Я бросил занятия музыкой, когда — хоть и на толику, — но самым высшим образом приблизился к пониманию природы музыки. Как и все сильные чувства, это мгновение было бессловесным. Я разучивал фрагменты фортепианного концерта Баха («композитора композиторов», как говорил о нем В.А.), я впал в медитацию, провалился, и тут у меня под пальцами произошло нечто, проскочила какая-то искрящаяся глубинная нить, нотная строка, в короткой вспышке которой разверзлась бездна. И вот это смешанное чувство стыда от происшедшего грубого прикосновения к сакральной части мира — и восторженные слезы случайного открытия — все это и поставило для меня точку.
Больше В.А. я не видел. Родителям объяснил, что надоело. Конечно, так поступают только особенно сумасшедшие мальчики (или девочки). И так поступил я, к тому же еще не раз с оторопью представлявший себя, купающегося пальцами во всех сокровищах мирах.
Скука как интерес
Запах пасты шариковой ручки — потекший катастрофой стержень, пальцы вытираются о форменные брюки, синие, как измаранные, ладони, как зимние сумерки уже на втором уроке второй смены. Плюс металлический запах самого шарика — загнанного до белого каленья бесконечным, как Шахразада, диктантом, старательно выводимым носом по крышке парты: клонясь все ниже и ниже, начинаешь этот привкус различать. Не лучшие страницы Паустовского одну за другой, до ломоты и сведения в кисти, мы гнали на галерах продленки под стрекот стартера задерганной до тика лампы. Какой там — «Мы писали, мы писали, наши пальчики устали», — едва успеваешь тряхнуть на весу авторучкой, как градусником, и вновь строчишь в догонялки за сладострастно уносящейся в декламацию неродной, «продленной», училкой.

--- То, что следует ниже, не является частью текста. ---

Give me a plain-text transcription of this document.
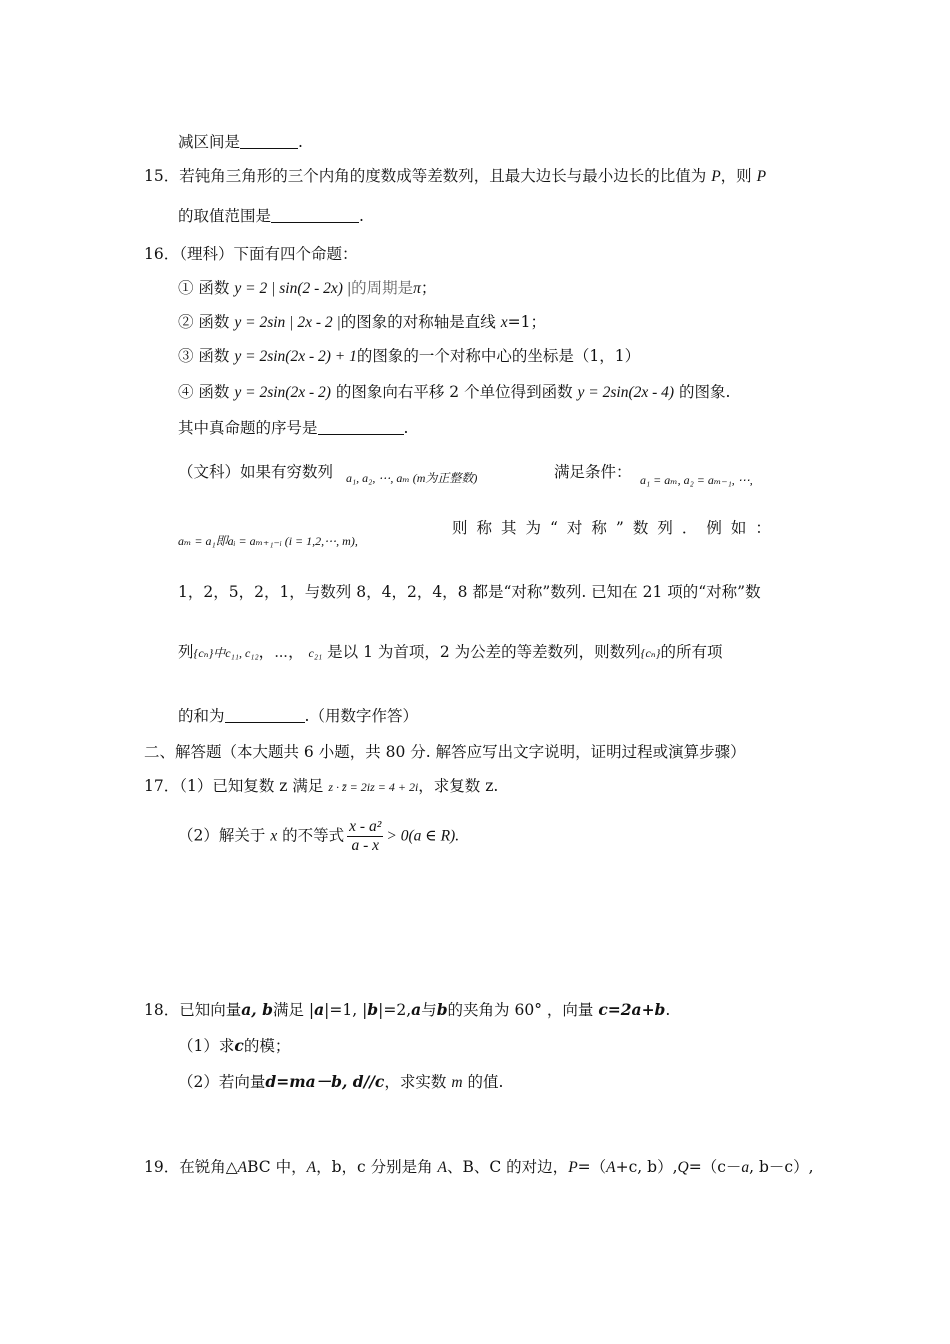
减区间是	.
15．若钝角三角形的三个内角的度数成等差数列，且最大边长与最小边长的比值为 P，则 P
的取值范围是	.
16．（理科）下面有四个命题：
① 函数 y = 2 | sin(2 - 2x) |的周期是π；
② 函数 y = 2sin | 2x - 2 |的图象的对称轴是直线 x=1；
③ 函数 y = 2sin(2x - 2) + 1的图象的一个对称中心的坐标是（1，1）
④ 函数 y = 2sin(2x - 2) 的图象向右平移 2 个单位得到函数 y = 2sin(2x - 4) 的图象.
其中真命题的序号是	.
（文科）如果有穷数列 a₁, a₂, ⋯, aₘ (m为正整数)	满足条件： a₁ = aₘ, a₂ = aₘ₋₁, ⋯,
aₘ = a₁即aᵢ = aₘ₊₁₋ᵢ (i = 1,2,⋯, m),
则称其为“对称”数列．例如：
1，2，5，2，1，与数列 8，4，2，4，8 都是“对称”数列. 已知在 21 项的“对称”数
列{cₙ}中c₁₁, c₁₂，⋯， c₂₁ 是以 1 为首项，2 为公差的等差数列，则数列{cₙ}的所有项
的和为	.（用数字作答）
二、解答题（本大题共 6 小题，共 80 分. 解答应写出文字说明，证明过程或演算步骤）
17．（1）已知复数 z 满足 z · z̄ = 2iz = 4 + 2i，求复数 z.
（2）解关于 x 的不等式 $\frac{\text{x - a²}}{a - x} > 0(a$ ∈ R).
18．已知向量a, b满足 |a|=1, |b|=2,a与b的夹角为 60° ，向量 c=2a+b.
（1）求c的模；
（2）若向量d=ma－b, d//c，求实数 m 的值.
19．在锐角△ABC 中，A，b，c 分别是角 A、B、C 的对边，P=（A+c, b）,Q=（c－a, b－c）,
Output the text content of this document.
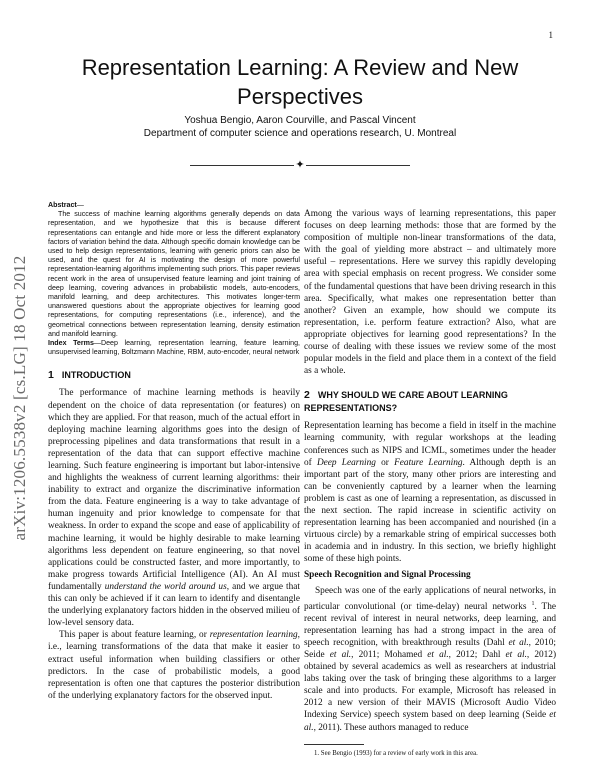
1
arXiv:1206.5538v2 [cs.LG] 18 Oct 2012
Representation Learning: A Review and New
Perspectives
Yoshua Bengio, Aaron Courville, and Pascal Vincent
Department of computer science and operations research, U. Montreal
✦

Abstract—

The success of machine learning algorithms generally depends on data representation, and we hypothesize that this is because different representations can entangle and hide more or less the different explanatory factors of variation behind the data. Although specific domain knowledge can be used to help design representations, learning with generic priors can also be used, and the quest for AI is motivating the design of more powerful representation-learning algorithms implementing such priors. This paper reviews recent work in the area of unsupervised feature learning and joint training of deep learning, covering advances in probabilistic models, auto-encoders, manifold learning, and deep architectures. This motivates longer-term unanswered questions about the appropriate objectives for learning good representations, for computing representations (i.e., inference), and the geometrical connections between representation learning, density estimation and manifold learning.

Index Terms—Deep learning, representation learning, feature learning, unsupervised learning, Boltzmann Machine, RBM, auto-encoder, neural network

1 INTRODUCTION

The performance of machine learning methods is heavily dependent on the choice of data representation (or features) on which they are applied. For that reason, much of the actual effort in deploying machine learning algorithms goes into the design of preprocessing pipelines and data transformations that result in a representation of the data that can support effective machine learning. Such feature engineering is important but labor-intensive and highlights the weakness of current learning algorithms: their inability to extract and organize the discriminative information from the data. Feature engineering is a way to take advantage of human ingenuity and prior knowledge to compensate for that weakness. In order to expand the scope and ease of applicability of machine learning, it would be highly desirable to make learning algorithms less dependent on feature engineering, so that novel applications could be constructed faster, and more importantly, to make progress towards Artificial Intelligence (AI). An AI must fundamentally understand the world around us, and we argue that this can only be achieved if it can learn to identify and disentangle the underlying explanatory factors hidden in the observed milieu of low-level sensory data.

This paper is about feature learning, or representation learning, i.e., learning transformations of the data that make it easier to extract useful information when building classifiers or other predictors. In the case of probabilistic models, a good representation is often one that captures the posterior distribution of the underlying explanatory factors for the observed input.

Among the various ways of learning representations, this paper focuses on deep learning methods: those that are formed by the composition of multiple non-linear transformations of the data, with the goal of yielding more abstract – and ultimately more useful – representations. Here we survey this rapidly developing area with special emphasis on recent progress. We consider some of the fundamental questions that have been driving research in this area. Specifically, what makes one representation better than another? Given an example, how should we compute its representation, i.e. perform feature extraction? Also, what are appropriate objectives for learning good representations? In the course of dealing with these issues we review some of the most popular models in the field and place them in a context of the field as a whole.

2 WHY SHOULD WE CARE ABOUT LEARNING REPRESENTATIONS?

Representation learning has become a field in itself in the machine learning community, with regular workshops at the leading conferences such as NIPS and ICML, sometimes under the header of Deep Learning or Feature Learning. Although depth is an important part of the story, many other priors are interesting and can be conveniently captured by a learner when the learning problem is cast as one of learning a representation, as discussed in the next section. The rapid increase in scientific activity on representation learning has been accompanied and nourished (in a virtuous circle) by a remarkable string of empirical successes both in academia and in industry. In this section, we briefly highlight some of these high points.

Speech Recognition and Signal Processing

Speech was one of the early applications of neural networks, in particular convolutional (or time-delay) neural networks $^1$. The recent revival of interest in neural networks, deep learning, and representation learning has had a strong impact in the area of speech recognition, with breakthrough results (Dahl et al., 2010; Seide et al., 2011; Mohamed et al., 2012; Dahl et al., 2012) obtained by several academics as well as researchers at industrial labs taking over the task of bringing these algorithms to a larger scale and into products. For example, Microsoft has released in 2012 a new version of their MAVIS (Microsoft Audio Video Indexing Service) speech system based on deep learning (Seide et al., 2011). These authors managed to reduce

1. See Bengio (1993) for a review of early work in this area.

Тошный запах мокрой ветоши, размазывающей по доске синтаксический разбор, или пикирующих чаек Фалеса, — вместе с самим этим запахом.
Таинственный, влекущий вкус разгрызенного мела: под микроскопом скол его чешуйки, замещая рыхлый витраж едкого склизкого лука, оказывается фантастической мозаикой, составленной из планктонных ракушек раннего палеозоя. Отмершая ослепительная белизна зажатой в кулаке осадочной равнины: скорлупки нулей россыпью датировки.
Острый невозможный запах пота от впереди сидящей, измученной ранними половыми признаками хорошей девочки Лиды Ледневой. И то правда: «Да чем же она хороша?» (Габариты ранней зрелости, скосившей половину нашего женского населения, — из системы мер Пантагрюэля. В классе — повально- свальный матриархат, устанавливаемый не столько рыцарским соподчинением, сколько физическим доминированием.)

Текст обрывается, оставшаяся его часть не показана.